2004 - L'EFFET PAPILLON

 
(The Butterfly Effect) 
de Eric Bress et J. Mackye Gruber (USA)
avec Ashton Kutcher, Melora Walters, Amy Smart, Elden Henson, William Lee Scott, John Patrick Amedori, Irene Gorovaia 

Ecrit et réalisé par les auteurs de Destination Finale 2, L’Effet Papillon part d’un postulat passionnant qui propose une nouvelle variante sur le thème du paradoxe temporel, quelque part à mi-chemin entre Retour vers le Futur, Un Jour sans Fin et Memento. Evan Treborn (Ashton Tucker, jusqu’alors habitué aux comédies adolescentes bien grasses), son infortuné protagoniste, porte le poids d’une enfance tourmentée, truffée d’événements traumatisants et de trous de mémoire inexplicables. Pour raviver ses souvenirs, il a accumulé bon nombre de journaux intimes.

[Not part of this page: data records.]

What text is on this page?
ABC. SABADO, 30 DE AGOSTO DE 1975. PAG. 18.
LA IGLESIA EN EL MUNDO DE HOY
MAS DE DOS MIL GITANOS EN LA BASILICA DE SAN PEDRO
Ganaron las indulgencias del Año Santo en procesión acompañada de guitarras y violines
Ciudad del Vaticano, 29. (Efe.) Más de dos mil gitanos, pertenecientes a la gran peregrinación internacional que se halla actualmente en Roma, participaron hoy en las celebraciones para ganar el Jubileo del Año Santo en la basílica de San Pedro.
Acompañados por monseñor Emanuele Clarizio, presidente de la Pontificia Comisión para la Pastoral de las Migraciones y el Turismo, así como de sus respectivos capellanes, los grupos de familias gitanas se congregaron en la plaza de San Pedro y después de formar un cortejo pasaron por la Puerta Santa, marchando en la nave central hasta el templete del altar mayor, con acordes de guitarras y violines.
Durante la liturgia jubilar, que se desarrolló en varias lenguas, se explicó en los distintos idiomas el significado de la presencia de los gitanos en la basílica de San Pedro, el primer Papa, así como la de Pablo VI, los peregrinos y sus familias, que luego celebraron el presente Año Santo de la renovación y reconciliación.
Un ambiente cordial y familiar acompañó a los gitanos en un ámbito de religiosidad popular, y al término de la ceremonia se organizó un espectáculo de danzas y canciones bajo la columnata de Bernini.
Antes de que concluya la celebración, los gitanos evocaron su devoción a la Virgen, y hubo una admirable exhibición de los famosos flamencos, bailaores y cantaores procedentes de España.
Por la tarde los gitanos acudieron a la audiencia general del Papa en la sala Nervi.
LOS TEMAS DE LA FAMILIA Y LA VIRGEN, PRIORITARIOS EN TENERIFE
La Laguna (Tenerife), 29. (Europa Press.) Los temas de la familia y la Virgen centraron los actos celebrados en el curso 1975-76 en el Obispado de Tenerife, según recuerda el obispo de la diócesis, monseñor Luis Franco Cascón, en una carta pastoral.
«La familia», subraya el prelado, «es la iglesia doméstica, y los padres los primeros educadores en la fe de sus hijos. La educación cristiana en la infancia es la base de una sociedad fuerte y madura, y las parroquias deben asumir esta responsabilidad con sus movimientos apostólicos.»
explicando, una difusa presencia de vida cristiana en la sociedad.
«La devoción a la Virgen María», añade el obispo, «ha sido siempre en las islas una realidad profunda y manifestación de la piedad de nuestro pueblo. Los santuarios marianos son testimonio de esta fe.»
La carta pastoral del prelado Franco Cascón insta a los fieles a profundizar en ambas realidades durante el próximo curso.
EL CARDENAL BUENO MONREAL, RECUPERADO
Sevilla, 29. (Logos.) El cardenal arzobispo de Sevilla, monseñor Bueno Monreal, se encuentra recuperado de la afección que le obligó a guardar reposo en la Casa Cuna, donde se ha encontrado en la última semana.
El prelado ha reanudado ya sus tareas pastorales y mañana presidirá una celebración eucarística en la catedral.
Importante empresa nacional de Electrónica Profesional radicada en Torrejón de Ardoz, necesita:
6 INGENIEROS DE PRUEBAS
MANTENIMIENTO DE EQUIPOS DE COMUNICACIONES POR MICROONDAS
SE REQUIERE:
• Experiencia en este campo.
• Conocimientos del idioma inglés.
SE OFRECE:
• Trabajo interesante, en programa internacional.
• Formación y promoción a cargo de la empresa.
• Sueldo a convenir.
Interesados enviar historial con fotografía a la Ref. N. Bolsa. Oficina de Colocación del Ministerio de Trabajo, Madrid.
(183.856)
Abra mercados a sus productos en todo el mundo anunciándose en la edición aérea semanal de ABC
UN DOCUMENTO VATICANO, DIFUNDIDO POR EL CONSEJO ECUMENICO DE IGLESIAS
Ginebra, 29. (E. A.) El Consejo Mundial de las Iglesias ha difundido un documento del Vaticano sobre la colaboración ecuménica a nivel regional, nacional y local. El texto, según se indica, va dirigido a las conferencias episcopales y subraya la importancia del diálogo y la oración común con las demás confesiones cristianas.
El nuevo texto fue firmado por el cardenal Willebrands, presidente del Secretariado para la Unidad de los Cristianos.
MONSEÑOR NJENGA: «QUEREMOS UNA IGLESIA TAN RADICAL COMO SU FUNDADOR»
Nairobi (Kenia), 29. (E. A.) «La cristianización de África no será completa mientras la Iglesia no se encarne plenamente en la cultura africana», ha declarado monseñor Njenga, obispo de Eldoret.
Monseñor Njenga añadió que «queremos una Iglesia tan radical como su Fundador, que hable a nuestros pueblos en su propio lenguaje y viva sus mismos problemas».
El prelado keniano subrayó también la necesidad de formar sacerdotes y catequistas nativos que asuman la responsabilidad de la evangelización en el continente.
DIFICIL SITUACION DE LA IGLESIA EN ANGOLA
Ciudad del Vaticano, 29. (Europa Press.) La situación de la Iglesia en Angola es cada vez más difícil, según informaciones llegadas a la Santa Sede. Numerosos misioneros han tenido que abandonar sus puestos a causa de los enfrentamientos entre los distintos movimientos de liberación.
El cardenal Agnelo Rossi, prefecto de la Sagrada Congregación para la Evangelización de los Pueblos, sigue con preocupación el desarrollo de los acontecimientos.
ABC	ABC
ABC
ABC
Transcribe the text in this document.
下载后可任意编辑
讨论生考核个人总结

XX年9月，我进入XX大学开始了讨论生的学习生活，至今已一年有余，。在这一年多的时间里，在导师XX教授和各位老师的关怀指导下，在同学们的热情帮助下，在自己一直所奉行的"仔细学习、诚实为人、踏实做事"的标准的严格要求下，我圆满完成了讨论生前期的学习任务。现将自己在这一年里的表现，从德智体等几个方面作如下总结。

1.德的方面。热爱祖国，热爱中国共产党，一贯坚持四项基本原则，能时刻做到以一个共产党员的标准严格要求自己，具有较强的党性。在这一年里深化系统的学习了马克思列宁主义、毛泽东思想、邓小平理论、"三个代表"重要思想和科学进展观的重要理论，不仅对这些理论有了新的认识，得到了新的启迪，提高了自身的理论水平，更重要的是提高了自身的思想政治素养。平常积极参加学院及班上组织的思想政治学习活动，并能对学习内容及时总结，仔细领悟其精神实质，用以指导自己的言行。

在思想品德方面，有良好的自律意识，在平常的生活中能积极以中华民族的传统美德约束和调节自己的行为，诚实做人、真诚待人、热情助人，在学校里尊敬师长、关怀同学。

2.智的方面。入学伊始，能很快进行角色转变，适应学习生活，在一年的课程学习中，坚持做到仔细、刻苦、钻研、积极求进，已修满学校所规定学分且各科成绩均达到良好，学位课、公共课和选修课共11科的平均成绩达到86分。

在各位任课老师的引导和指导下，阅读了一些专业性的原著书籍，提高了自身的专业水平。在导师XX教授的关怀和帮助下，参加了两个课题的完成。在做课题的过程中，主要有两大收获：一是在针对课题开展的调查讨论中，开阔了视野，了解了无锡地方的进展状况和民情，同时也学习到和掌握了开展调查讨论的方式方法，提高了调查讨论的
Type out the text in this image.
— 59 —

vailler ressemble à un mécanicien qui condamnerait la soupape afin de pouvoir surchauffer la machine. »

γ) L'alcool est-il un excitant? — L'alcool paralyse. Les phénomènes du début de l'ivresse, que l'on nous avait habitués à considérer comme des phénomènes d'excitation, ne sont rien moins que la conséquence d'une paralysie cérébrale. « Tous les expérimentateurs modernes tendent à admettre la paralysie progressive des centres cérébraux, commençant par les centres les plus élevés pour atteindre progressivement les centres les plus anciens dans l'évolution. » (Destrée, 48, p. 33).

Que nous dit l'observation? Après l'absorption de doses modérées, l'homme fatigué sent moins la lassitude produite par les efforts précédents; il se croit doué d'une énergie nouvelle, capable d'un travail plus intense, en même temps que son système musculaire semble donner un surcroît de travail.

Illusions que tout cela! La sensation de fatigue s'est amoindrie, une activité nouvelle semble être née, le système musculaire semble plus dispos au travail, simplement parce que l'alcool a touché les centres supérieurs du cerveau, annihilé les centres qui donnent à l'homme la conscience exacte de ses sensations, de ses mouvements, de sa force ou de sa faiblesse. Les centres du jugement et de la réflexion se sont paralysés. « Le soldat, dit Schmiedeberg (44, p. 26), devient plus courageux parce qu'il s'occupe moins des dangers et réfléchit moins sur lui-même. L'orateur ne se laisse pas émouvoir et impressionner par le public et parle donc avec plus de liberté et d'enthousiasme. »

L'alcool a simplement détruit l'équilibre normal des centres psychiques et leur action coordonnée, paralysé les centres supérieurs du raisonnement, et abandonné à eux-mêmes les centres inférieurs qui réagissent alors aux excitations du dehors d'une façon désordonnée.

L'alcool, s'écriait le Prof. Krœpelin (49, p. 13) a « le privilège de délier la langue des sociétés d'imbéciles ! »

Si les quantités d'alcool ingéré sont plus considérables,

Devenu adulte, il découvre qu’il a la capacité, en relisant des extraits de ses journaux, de remonter le temps pour réparer certains accidents du passé… Mais les conséquences dans le présent s’avèrent catastrophiques. L’idée regorge d’intérêt, mais L’Effet Papillon souffre de deux faiblesses qui amenuisent son impact. En premier lieu, sa structure rythmique est très curieusement agencée, puisque le scénario s’affuble d’une exposition interminable, enchaînant sans discontinuer tous les événements et toutes les informations nécessaires à la bonne compréhension du récit. Du coup, lorsque l’intrigue démarre vraiment, c’est-à-dire au moment où Evan découvre ses pouvoirs, nous sommes déjà quasiment au beau milieu du métrage. Ce déséquilibre nuit sérieusement à l’efficacité du film. Plus préjudiciable encore : le décalage entre le ton et le traitement.

Car cette capacité qu’a notre héros à se déplacer dans le temps, sans explication scientifique et au mépris de beaucoup de logique, est pour le moins ludique, d’autant qu’il ne change que les événements liés à son entourage proche et qu’il peut réessayer autant de fois qu’il le souhaite, comme dans un jeu vidéo. Or, au lieu d’abonder dans ce sens récréatif, les scénaristes ont choisi d’explorer les facettes les plus noires et les plus glauques de l’humanité. Pédophilie, infanticide, mutilations, cancer, suicides, toxicomanie, viol, prostitution, paraplégie, schizophrénie, immolations et meurtres violents sont en effet au programme de L’Effet Papillon. Et comme toutes ces abominations, dont l’accumulation devient vite indigeste, ne sont jamais réellement traitées dans la mesure où elles ne servent que des prétextes au bon déroulement du scénario, la pilule est un peu dure à avaler.

D’autant que la démonstration de la fameuse théorie du chaos qui donne son titre au film et qui fut établie en 1963 par le scientifique Edward Lorentz (« Est-ce qu’un battement d’ailes de papillon au Brésil peut provoquer une tornade au Texas ? ») aurait mérité un traitement plus en profondeur, abordant l’aspect philosophique de ses implications humaines, et eut sans doute été tout autant efficace sans recourir si systématiquement à l’atrocité et aux bas instincts. Le film se suit cependant avec beaucoup d’intérêt, et se clôt sur une note inattendue mais finalement fort logique, contournant avec habilité le happy end qu’on aurait pu imaginer. Le cinéphile amateur de voyages dans le temps aura remarqué que le rôle du père pédophile est tenu par Eric Stolz, qui devait à l’origine tenir la vedette de la trilogie Retour vers le Futur.